De segunda a sexta, ex-presidente se reuniu com embaixadores, parlamentares e lideranças políticas para formar frente ampla democrática

atualizado 08/05/2021 17:29

Ex-presidente Luiz Inácio Lula da Silva, em BrasíliaFoto: Ricardo Stuckert

Após uma semana de agenda cheia com parlamentares, lideranças políticas e embaixadores, em Brasília, o ex-presidente Luiz Inácio Lula da Silva (PT) retornou a São Paulo, no início da tarde de sexta-feira (7/5), com uma bagagem maior e mais pesada para formar alianças políticas que, embora não necessariamente alinhadas a um único candidato, podem se unir para derrotar o bolsonarismo nas eleições de 2022.

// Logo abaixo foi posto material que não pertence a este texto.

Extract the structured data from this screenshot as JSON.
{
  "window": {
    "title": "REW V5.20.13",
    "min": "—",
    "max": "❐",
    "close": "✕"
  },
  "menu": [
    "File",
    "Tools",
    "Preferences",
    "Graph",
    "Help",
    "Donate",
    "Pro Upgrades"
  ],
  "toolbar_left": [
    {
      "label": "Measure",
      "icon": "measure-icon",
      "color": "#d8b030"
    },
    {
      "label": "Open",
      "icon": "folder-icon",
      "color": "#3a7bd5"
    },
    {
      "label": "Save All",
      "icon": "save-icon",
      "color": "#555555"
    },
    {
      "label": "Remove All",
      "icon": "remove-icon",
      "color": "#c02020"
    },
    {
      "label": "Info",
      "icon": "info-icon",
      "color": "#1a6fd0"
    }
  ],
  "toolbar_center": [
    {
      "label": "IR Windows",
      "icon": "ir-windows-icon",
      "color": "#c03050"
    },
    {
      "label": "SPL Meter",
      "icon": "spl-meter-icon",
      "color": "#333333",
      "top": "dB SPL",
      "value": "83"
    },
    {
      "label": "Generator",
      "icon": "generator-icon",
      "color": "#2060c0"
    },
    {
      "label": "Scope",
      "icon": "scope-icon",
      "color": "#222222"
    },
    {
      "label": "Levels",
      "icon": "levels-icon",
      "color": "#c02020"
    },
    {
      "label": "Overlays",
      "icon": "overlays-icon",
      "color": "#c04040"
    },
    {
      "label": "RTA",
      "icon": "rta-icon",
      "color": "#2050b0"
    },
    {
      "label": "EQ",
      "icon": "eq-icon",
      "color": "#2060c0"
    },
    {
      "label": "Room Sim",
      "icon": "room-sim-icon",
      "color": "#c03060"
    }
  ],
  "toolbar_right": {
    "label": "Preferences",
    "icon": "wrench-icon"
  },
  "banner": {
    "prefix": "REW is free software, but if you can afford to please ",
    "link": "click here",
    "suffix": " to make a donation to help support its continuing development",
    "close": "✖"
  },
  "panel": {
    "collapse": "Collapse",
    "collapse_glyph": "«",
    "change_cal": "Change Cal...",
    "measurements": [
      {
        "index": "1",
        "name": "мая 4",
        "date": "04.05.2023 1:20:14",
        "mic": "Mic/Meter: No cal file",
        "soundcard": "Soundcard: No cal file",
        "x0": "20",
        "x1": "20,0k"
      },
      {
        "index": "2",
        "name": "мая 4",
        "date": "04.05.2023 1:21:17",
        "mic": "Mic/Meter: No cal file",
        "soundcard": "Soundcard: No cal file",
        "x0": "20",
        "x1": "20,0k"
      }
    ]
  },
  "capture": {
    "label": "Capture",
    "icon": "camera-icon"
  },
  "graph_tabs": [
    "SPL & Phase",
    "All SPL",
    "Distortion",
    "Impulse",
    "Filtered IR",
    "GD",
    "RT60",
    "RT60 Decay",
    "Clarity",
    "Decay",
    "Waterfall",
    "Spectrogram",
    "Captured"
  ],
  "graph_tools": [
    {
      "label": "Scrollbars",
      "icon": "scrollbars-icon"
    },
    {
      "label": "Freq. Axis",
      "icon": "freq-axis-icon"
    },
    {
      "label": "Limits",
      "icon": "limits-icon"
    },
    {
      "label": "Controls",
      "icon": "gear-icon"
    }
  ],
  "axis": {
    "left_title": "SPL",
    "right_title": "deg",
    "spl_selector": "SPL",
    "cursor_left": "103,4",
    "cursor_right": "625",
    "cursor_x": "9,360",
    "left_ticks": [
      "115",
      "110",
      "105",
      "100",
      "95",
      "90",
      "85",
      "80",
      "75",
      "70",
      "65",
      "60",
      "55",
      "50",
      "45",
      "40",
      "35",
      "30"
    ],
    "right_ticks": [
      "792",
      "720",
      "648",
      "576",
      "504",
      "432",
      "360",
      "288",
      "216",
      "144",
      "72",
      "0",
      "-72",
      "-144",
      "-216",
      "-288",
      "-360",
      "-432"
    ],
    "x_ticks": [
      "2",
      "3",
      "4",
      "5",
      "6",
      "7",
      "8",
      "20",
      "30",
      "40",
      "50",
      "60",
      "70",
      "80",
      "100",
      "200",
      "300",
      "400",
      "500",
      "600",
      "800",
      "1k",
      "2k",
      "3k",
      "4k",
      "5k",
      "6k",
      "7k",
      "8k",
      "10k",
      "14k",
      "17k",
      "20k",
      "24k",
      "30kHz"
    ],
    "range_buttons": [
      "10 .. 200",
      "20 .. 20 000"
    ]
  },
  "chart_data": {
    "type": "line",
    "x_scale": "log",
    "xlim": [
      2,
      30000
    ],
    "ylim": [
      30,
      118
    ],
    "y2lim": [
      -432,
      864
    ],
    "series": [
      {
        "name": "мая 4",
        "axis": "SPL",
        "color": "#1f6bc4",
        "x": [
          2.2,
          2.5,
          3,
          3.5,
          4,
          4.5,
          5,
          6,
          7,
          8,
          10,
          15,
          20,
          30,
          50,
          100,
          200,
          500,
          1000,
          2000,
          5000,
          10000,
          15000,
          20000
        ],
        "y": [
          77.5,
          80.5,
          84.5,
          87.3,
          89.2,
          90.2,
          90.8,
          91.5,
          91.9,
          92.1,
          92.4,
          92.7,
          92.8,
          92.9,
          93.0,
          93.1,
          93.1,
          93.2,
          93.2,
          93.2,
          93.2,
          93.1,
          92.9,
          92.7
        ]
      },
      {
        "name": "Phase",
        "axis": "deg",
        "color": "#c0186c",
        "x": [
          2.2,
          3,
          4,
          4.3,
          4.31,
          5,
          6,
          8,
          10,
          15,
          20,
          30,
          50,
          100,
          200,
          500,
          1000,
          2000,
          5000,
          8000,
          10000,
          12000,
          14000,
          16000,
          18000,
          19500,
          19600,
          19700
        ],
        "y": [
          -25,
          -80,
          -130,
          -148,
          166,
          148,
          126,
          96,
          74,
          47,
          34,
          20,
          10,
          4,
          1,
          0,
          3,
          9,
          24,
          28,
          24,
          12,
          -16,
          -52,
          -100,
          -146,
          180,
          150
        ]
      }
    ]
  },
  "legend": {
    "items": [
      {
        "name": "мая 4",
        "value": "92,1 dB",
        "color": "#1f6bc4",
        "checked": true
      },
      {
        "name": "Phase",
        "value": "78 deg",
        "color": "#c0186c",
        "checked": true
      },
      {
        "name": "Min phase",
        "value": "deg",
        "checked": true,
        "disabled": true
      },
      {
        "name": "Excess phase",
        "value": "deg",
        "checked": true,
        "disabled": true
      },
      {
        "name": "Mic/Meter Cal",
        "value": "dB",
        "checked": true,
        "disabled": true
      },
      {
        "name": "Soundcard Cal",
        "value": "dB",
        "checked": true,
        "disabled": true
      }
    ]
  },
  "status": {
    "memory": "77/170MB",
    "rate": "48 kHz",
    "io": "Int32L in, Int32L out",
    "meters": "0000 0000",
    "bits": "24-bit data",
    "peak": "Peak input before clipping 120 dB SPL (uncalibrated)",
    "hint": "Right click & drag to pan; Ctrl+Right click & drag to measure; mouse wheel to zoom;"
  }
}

O petista se reuniu com possíveis candidatos a governadores, como o deputado federal Marcelo Freixo (PSol-RJ) e o senador Fabiano Contarato (Rede-ES), e conversou, inclusive, com nomes do centro e da ala centro-direita, como o deputado federal e ex-presidente da Câmara Rodrigo Maia (DEM-RJ) – que irá para o PSD –, o ex-presidente da República José Sarney (MDB) e o presidente nacional do PSD, Gilberto Kassab, ex-ministro da Ciência e ex-prefeito de São Paulo (SP).

Embaixadores de Argentina, Cuba e Venezuela também se encontraram com o ex-presidente. Os três países não mantêm boas relações com Bolsonaro e são constantemente bombardeados pelo atual mandatário da República e por seus apoiadores, sob o argumento de estarem, supostamente, mergulhados no comunismo. Representantes de Alemanha, Reino Unido, África do Sul e Grécia também falaram com o petista.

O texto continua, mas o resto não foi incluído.